Every morning, I shared music that I enjoy. This included calming handpan music, deep house mixes, and a new album from an artist I love.

No one hated them! Success. :)

So, what’s next?

This initial experiment was (intentionally) unscalable. The $100 I charged per person was purely a filter and not a means to generate any meaningful revenue (I estimate my hourly rate backed into $40/hour).

But I learned a ton, and that was the goal.

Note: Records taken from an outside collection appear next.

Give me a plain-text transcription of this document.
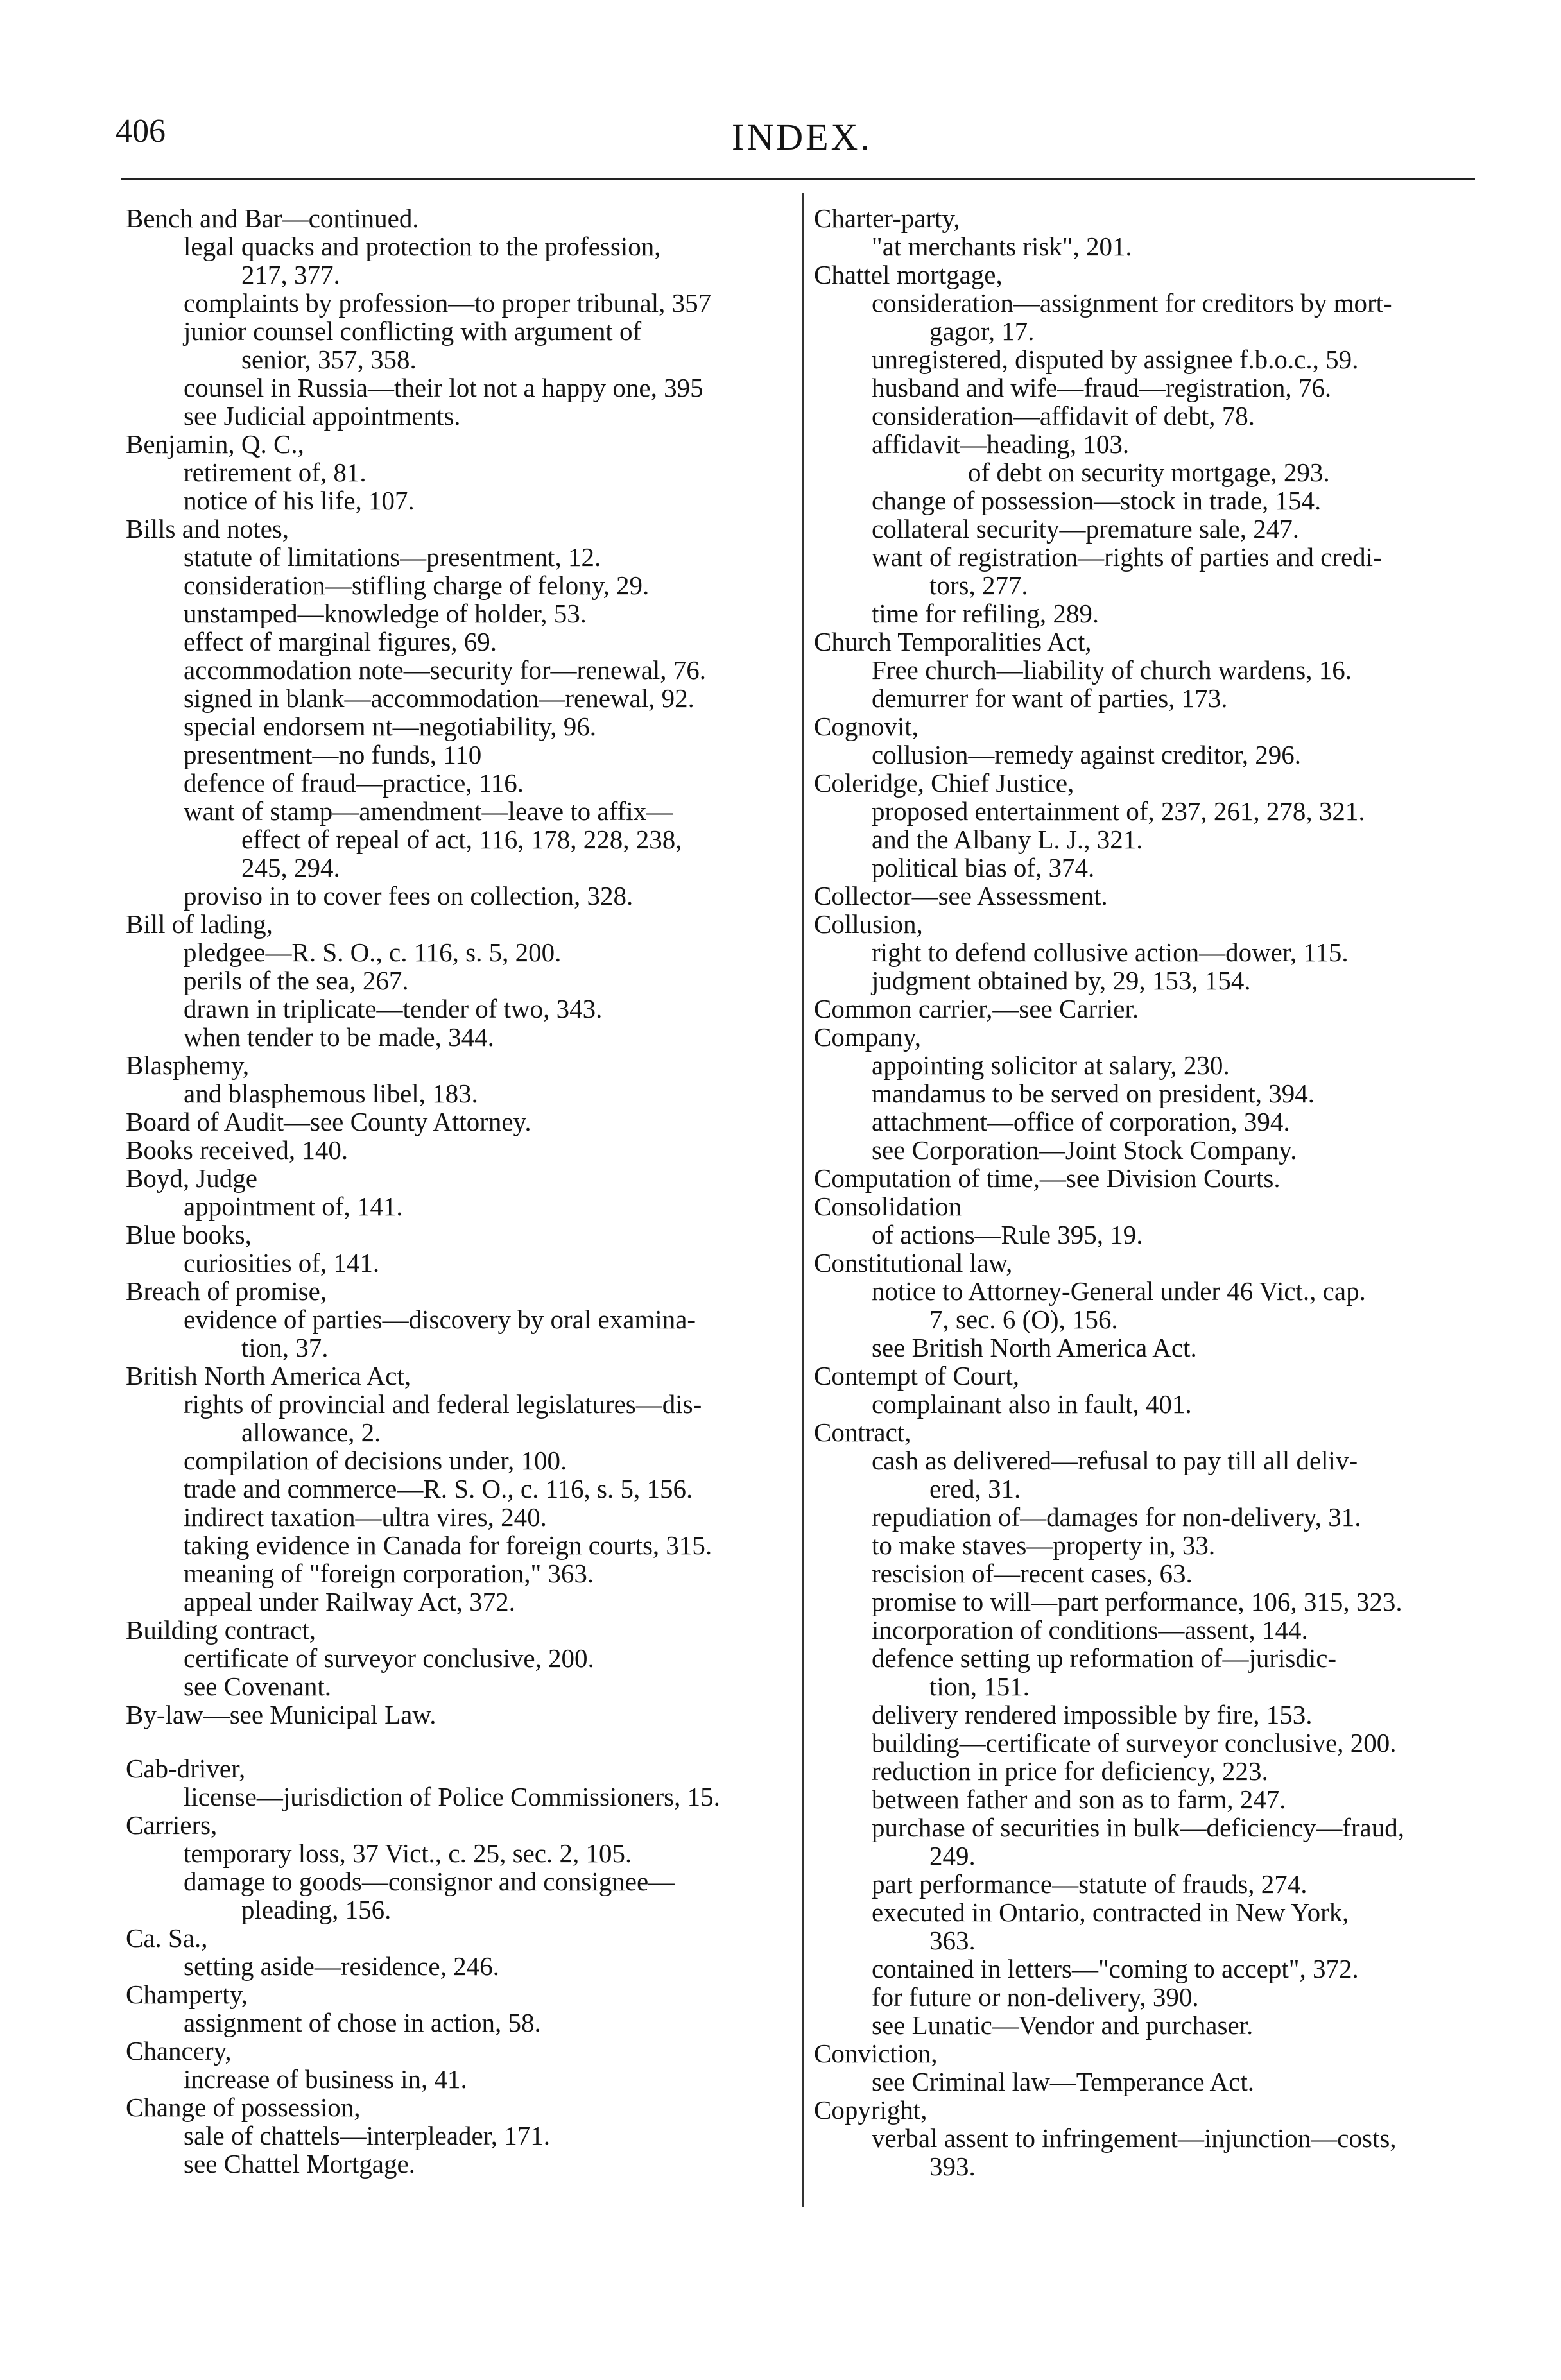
406	INDEX.
Bench and Bar—continued.
legal quacks and protection to the profession,
217, 377.
complaints by profession—to proper tribunal, 357
junior counsel conflicting with argument of
senior, 357, 358.
counsel in Russia—their lot not a happy one, 395
see Judicial appointments.
Benjamin, Q. C.,
retirement of, 81.
notice of his life, 107.
Bills and notes,
statute of limitations—presentment, 12.
consideration—stifling charge of felony, 29.
unstamped—knowledge of holder, 53.
effect of marginal figures, 69.
accommodation note—security for—renewal, 76.
signed in blank—accommodation—renewal, 92.
special endorsem nt—negotiability, 96.
presentment—no funds, 110
defence of fraud—practice, 116.
want of stamp—amendment—leave to affix—
effect of repeal of act, 116, 178, 228, 238,
245, 294.
proviso in to cover fees on collection, 328.
Bill of lading,
pledgee—R. S. O., c. 116, s. 5, 200.
perils of the sea, 267.
drawn in triplicate—tender of two, 343.
when tender to be made, 344.
Blasphemy,
and blasphemous libel, 183.
Board of Audit—see County Attorney.
Books received, 140.
Boyd, Judge
appointment of, 141.
Blue books,
curiosities of, 141.
Breach of promise,
evidence of parties—discovery by oral examina-
tion, 37.
British North America Act,
rights of provincial and federal legislatures—dis-
allowance, 2.
compilation of decisions under, 100.
trade and commerce—R. S. O., c. 116, s. 5, 156.
indirect taxation—ultra vires, 240.
taking evidence in Canada for foreign courts, 315.
meaning of "foreign corporation," 363.
appeal under Railway Act, 372.
Building contract,
certificate of surveyor conclusive, 200.
see Covenant.
By-law—see Municipal Law.
Cab-driver,
license—jurisdiction of Police Commissioners, 15.
Carriers,
temporary loss, 37 Vict., c. 25, sec. 2, 105.
damage to goods—consignor and consignee—
pleading, 156.
Ca. Sa.,
setting aside—residence, 246.
Champerty,
assignment of chose in action, 58.
Chancery,
increase of business in, 41.
Change of possession,
sale of chattels—interpleader, 171.
see Chattel Mortgage.
Charter-party,
"at merchants risk", 201.
Chattel mortgage,
consideration—assignment for creditors by mort-
gagor, 17.
unregistered, disputed by assignee f.b.o.c., 59.
husband and wife—fraud—registration, 76.
consideration—affidavit of debt, 78.
affidavit—heading, 103.
of debt on security mortgage, 293.
change of possession—stock in trade, 154.
collateral security—premature sale, 247.
want of registration—rights of parties and credi-
tors, 277.
time for refiling, 289.
Church Temporalities Act,
Free church—liability of church wardens, 16.
demurrer for want of parties, 173.
Cognovit,
collusion—remedy against creditor, 296.
Coleridge, Chief Justice,
proposed entertainment of, 237, 261, 278, 321.
and the Albany L. J., 321.
political bias of, 374.
Collector—see Assessment.
Collusion,
right to defend collusive action—dower, 115.
judgment obtained by, 29, 153, 154.
Common carrier,—see Carrier.
Company,
appointing solicitor at salary, 230.
mandamus to be served on president, 394.
attachment—office of corporation, 394.
see Corporation—Joint Stock Company.
Computation of time,—see Division Courts.
Consolidation
of actions—Rule 395, 19.
Constitutional law,
notice to Attorney-General under 46 Vict., cap.
7, sec. 6 (O), 156.
see British North America Act.
Contempt of Court,
complainant also in fault, 401.
Contract,
cash as delivered—refusal to pay till all deliv-
ered, 31.
repudiation of—damages for non-delivery, 31.
to make staves—property in, 33.
rescision of—recent cases, 63.
promise to will—part performance, 106, 315, 323.
incorporation of conditions—assent, 144.
defence setting up reformation of—jurisdic-
tion, 151.
delivery rendered impossible by fire, 153.
building—certificate of surveyor conclusive, 200.
reduction in price for deficiency, 223.
between father and son as to farm, 247.
purchase of securities in bulk—deficiency—fraud,
249.
part performance—statute of frauds, 274.
executed in Ontario, contracted in New York,
363.
contained in letters—"coming to accept", 372.
for future or non-delivery, 390.
see Lunatic—Vendor and purchaser.
Conviction,
see Criminal law—Temperance Act.
Copyright,
verbal assent to infringement—injunction—costs,
393.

There’s clearly demand for something like this, which could take many different form factors to scale:

  • 100% AI. LLMs have passed the Turing Test, but would someone feel accountable to an LLM? Maybe. Here’s a recently launched app for exactly this.
  • AI + Human. AI tooling and a human could be a magic combination. AI can drive more efficiency and potentially better results while the human primarily serves as an important ingredient to remain accountable. System2 builds tools for fitness coaches to scale personalized guidance (we’re an investor at Weekend Fund).
  • Peer-to-peer. I’ve always been a fan of community-driven models, which shouldn’t be a surprise considering my Product Hunt experience. When done well, they can provide better results than 1:1 models, scale infinitely, and help with distribution through WOM. Buildspace is an excellent example of this (we’re an investor at Weekend Fund).
  • Combination of the above. And of course, one can apply a mixture of all of the above.

At the moment, I don’t plan to pursue any of these. I could make a good amount of money scaling this, but I’m not particularly drawn to do so. Instead I’m prioritizing things that spark my curiosity and sound fun, because the opportunity cost is high.

Onto the next experiment, and if you’re interested in following along, subscribe here. :)

[1] Of course, not everyone would convert or retain, but this shows there’s demand for something like this and with a little more effort, I’m confident I could 10x top of funnel quickly.